Anyway, the statement is not intrinsically wrong - you will hose bandwidth with small packets if you're not careful. A UDP packet has 22 bytes overhead, and if you send a single 4 byte number (java int) in each packet then you're wasting 3/4 of your b/w!
This is trivial to fix, though, you just batch your messages up to a configurable threshold. Set up a heuristic e.g.
"Whilst:
- I have less than 100 bytes of data to send
- the first byte of data came in less than 5 milliseconds ago
batch the data and don't send it yet"
This 5 ms wait would be invisible to players, on their minimum 30ms latency even for an almost directly-connected fast broadband connection - but it would spare you some b/w. Very significant if you have a lot of traffic.
But...it depends from game to game whether it matters enough to bother going to that length!
Also, I'm trying to design a method to ensure the arrival of packets when using UDP.
Welcome to the pain of why I strongly advise no-one to write their own protocol on top of UDP!

Short answer: go read the internet RFC's that describe how TCP works. That includes all the detail you ever need on hwo to do retransmit.

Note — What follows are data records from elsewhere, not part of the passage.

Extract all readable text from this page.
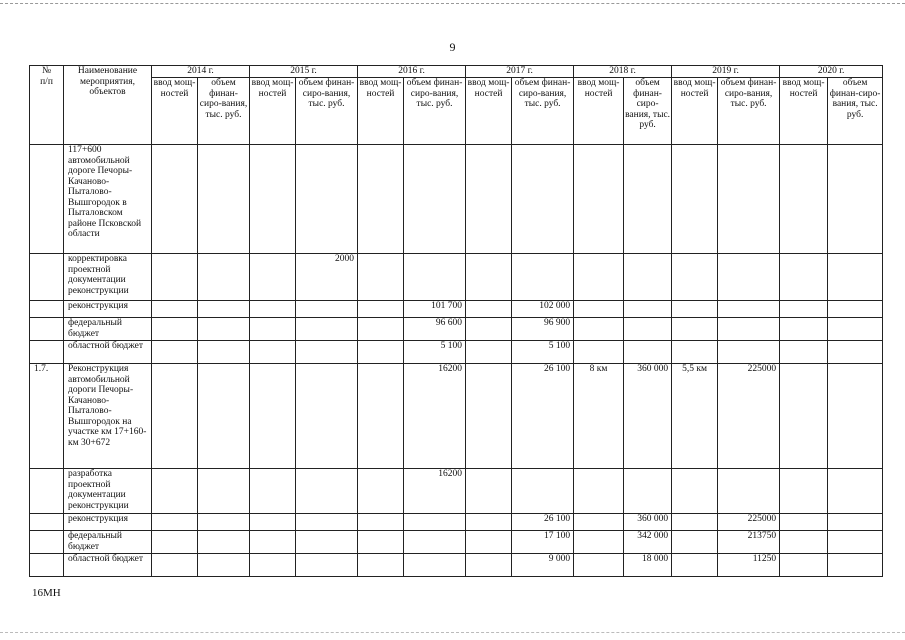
9
№
п/п	Наименование мероприятия, объектов	2014 г.		2015 г.		2016 г.		2017 г.		2018 г.		2019 г.		2020 г.	
		ввод мощ-ностей	объем финан-сиро-вания, тыс. руб.	ввод мощ-ностей	объем финан-сиро-вания, тыс. руб.	ввод мощ-ностей	объем финан-сиро-вания, тыс. руб.	ввод мощ-ностей	объем финан-сиро-вания, тыс. руб.	ввод мощ-ностей	объем финан-сиро-вания, тыс. руб.	ввод мощ-ностей	объем финан-сиро-вания, тыс. руб.	ввод мощ-ностей	объем финан-сиро-вания, тыс. руб.
	117+600 автомобильной дороге Печоры-Качаново-Пыталово-Вышгородок в Пыталовском районе Псковской области														
	корректировка проектной документации реконструкции				2000										
	реконструкция						101 700		102 000						
	федеральный бюджет						96 600		96 900						
	областной бюджет						5 100		5 100						
1.7.	Реконструкция автомобильной дороги Печоры-Качаново-Пыталово-Вышгородок на участке км 17+160-км 30+672						16200		26 100	8 км	360 000	5,5 км	225000		
	разработка проектной документации реконструкции						16200								
	реконструкция								26 100		360 000		225000		
	федеральный бюджет								17 100		342 000		213750		
	областной бюджет								9 000		18 000		11250		
16МН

Especially do NOT try and muck about thinking you're cleverer than the desingers of TCP - take it from me, you're not. Just implement what they did. Chances are, if you try and cut a corner, it'll come back to bite you on the ass some time in the future...
Finally, a warning: sometimes all the above advice is wrong. I had to make some assumptions about your project, and if I assumed wrong, then I could be telling you the wrong stuff. C.f. SWP who had a very unusual (as far as games are concerned

) protocol, and several standard assumptions no longer applied.